Experience the peppery punch of hydroponically grown Rambo radish microgreens in this refreshing salad. These microgreens, cultivated without soil, offer vibrant colors, intense flavors, and a crisp texture. Tossed in a light lemon vinaigrette, this salad is perfect for a fresh appetizer or side dish.
Ingredients:
- Hydroponically Grown Rambo Radish Microgreens: 2 cups
- Mixed Salad Greens: 2 cups (like baby spinach, arugula, and baby romaine)

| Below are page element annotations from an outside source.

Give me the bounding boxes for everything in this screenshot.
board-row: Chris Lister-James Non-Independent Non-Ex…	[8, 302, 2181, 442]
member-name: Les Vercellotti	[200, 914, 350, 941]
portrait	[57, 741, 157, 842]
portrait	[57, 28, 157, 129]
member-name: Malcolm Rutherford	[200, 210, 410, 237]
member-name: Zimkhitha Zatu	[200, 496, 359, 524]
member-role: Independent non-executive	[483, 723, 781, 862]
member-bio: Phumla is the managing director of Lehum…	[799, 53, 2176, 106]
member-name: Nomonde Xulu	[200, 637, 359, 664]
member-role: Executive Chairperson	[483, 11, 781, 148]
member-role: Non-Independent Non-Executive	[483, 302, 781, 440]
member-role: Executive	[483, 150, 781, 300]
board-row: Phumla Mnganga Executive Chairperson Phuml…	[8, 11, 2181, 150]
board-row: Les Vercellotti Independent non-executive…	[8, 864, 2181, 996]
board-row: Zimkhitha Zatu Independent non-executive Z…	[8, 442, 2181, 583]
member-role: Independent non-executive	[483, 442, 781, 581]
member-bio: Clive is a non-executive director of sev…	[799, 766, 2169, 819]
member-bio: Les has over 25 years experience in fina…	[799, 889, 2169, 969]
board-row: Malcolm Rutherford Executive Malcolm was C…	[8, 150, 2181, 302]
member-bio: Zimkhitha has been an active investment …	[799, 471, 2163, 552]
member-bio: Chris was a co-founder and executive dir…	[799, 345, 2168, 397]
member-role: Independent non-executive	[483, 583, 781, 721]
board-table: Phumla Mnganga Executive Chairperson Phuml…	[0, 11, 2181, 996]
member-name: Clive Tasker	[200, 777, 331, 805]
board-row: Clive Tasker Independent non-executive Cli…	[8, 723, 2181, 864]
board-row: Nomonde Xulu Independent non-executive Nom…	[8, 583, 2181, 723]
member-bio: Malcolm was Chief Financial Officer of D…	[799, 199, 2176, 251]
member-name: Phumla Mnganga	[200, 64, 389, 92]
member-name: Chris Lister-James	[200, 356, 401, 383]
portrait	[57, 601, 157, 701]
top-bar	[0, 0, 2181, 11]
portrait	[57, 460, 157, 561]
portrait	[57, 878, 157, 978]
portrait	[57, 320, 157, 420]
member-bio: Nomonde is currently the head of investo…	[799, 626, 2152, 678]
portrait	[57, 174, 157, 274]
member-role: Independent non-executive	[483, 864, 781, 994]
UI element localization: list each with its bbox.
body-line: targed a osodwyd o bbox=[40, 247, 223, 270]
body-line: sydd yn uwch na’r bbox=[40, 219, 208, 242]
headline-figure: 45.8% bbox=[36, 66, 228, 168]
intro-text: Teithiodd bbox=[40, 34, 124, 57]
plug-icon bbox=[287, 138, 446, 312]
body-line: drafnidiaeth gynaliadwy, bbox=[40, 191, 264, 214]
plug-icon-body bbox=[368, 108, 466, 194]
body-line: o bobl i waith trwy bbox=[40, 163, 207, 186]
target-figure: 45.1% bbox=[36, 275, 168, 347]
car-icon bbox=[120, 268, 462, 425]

- Cherry Tomatoes: 1 cup, halved
- Cucumber: 1, thinly sliced
- Feta Cheese: 1/2 cup, crumbled
- Avocado: 1, sliced
For the Lemon Vinaigrette:
- Fresh Lemon Juice: 3 tablespoons
- Extra Virgin Olive Oil: 1/4 cup
- Honey: 1 tablespoon
- Dijon Mustard: 1 teaspoon
- Garlic: 1 clove, minced
- Salt & Pepper: To taste
Instructions:
- Preparing the Vinaigrette: In a bowl, whisk together the fresh lemon juice, honey, Dijon mustard, minced garlic, salt, and pepper. While whisking continuously, slowly drizzle in the olive oil until the dressing is emulsified. Set aside.
- Salad Prep: In a large salad bowl, combine the hydroponically grown Rambo radish microgreens, mixed salad greens, cherry tomatoes, and cucumber slices.
- Dressing the Salad: Drizzle the prepared lemon vinaigrette over the salad. Toss gently to ensure every leaf is lightly coated.
- Finishing Touches: Top the salad with avocado slices and crumbled feta cheese.
- Serving: Serve the salad immediately as a refreshing appetizer or side. Pair with some crusty bread or grilled chicken for a complete meal.